Cue the Medieval recipe, Sambocade, a cream cheese tart and 21st century healthy, vegan know-how.

I turned to my favourite vegan, raw foods recipe guru, Emily von Euw (This Rawsome Vegan Life) for healthy, vegan cheesecake inspiration and used her Lavender & Lemon Cheesecake as a basis for my Vegan Samocade.

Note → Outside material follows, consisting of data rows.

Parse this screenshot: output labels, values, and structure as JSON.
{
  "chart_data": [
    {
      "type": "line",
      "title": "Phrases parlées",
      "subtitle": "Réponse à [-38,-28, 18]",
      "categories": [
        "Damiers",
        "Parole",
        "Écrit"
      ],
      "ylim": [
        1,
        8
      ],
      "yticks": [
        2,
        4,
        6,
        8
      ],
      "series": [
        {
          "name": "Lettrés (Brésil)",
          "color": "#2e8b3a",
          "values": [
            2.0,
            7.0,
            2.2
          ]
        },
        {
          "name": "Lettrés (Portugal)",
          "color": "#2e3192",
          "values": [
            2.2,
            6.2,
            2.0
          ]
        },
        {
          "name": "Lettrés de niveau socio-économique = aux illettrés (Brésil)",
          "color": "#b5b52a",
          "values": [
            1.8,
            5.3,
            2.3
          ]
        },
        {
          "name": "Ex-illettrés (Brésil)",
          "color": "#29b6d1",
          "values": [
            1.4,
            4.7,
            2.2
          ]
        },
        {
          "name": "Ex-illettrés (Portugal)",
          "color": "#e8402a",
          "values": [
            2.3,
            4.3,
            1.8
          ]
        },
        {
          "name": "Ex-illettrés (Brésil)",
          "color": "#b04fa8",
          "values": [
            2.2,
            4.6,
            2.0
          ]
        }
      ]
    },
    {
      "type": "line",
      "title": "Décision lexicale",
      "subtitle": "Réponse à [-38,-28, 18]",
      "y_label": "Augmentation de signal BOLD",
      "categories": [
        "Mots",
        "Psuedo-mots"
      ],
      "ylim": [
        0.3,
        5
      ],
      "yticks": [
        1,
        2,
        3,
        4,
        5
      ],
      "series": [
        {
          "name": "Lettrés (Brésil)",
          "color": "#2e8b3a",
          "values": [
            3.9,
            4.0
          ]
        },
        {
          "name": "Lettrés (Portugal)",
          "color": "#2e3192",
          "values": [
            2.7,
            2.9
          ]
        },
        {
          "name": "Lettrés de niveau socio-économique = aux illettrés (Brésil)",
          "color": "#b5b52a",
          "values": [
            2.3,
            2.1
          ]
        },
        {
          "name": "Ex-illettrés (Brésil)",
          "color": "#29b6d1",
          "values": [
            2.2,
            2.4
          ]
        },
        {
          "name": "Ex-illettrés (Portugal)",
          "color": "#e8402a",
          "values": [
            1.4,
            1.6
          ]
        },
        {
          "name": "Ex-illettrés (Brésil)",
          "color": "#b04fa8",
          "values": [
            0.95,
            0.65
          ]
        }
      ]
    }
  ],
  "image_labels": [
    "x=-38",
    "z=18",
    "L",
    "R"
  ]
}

First things first, the recipe calls for dried elderflowers. So get yourself outside, follow your nose and forage for elderflowers. The best time to pick them is in the heat of the day and remember that the pollen holds the flavour so gather flower heads with the most pollen on them and don’t wash them. I always avoid foraging from roadsides, so try a local park or common for elderflowers sans pollution.

dried elderflowers

Dried Elderflowers

  • Tie the stems of around 5 flower heads tightly together .
  • Hang the flower heads upside down within a paper bag in a warm dry place for a few days.

samocade

elderflower recipe

cheesecake made with elderflower

Elderflower Cheesecake (Vegan Sambocade)

If waiting for your Elderflowers to dry wasn’t enough, you also need to soak the cashews and almonds for this recipe. Soak them in water for least at 4 hours, I tend to soak them overnight, ready to use the next day. It is worth the effort though, this cheesecake is delicious!

The base:
150g hazelnuts
50g almonds, soaked
150g dates (if not using medjool, soak for around 30mins to soften)
Pinch of himalayan salt

The topping:
350g raw cashews, soaked
150ml coconut oil, melted
Juice of 1 lemon
2tbsp dried elderflower
2tbsp rose water
2tbsp pure maple syrup
Pinch of himalayan salt

  • Begin by making the base. In a large, dry frying pan gently toast the hazelnuts on a medium-high heat, for around 5-10mins until the skins begin to darken and peel away. Shake the pan from time to time to prevent burning.
  • Wrap the hazelnuts in a clean cloth and rub vigorously to remove most of the skins.
  • Rinse the soaked almonds in fresh water and combine in a blender with the hazelnuts, dates and salt. The mixture should start to come together in firm, sticky clumps.
  • Press the base mixture firmly down into a non-stick 20cm springform cake tin (preferably a PFOA, PTFE and BPA chemical free non-stick pan).
  • Set in the fridge whilst you prepare the topping.
  • Rinse the cashews and put in a high-speed blender along with the remaining ingredients and blend until smooth.
  • Spoon the mixture onto the base and spread out evenly.
  • Set in the fridge for a few hours or overnight.
  • Gently release the springform pan and ease the cheesecake away from the base.
  • Carefully place the cheesecake onto your prettiest vintage plate, garnish with more freshly picked elderflowers, invite your friends over and serve.

Amy x

FYI: The botanical name for the Elder tree is Sambucus Nigra.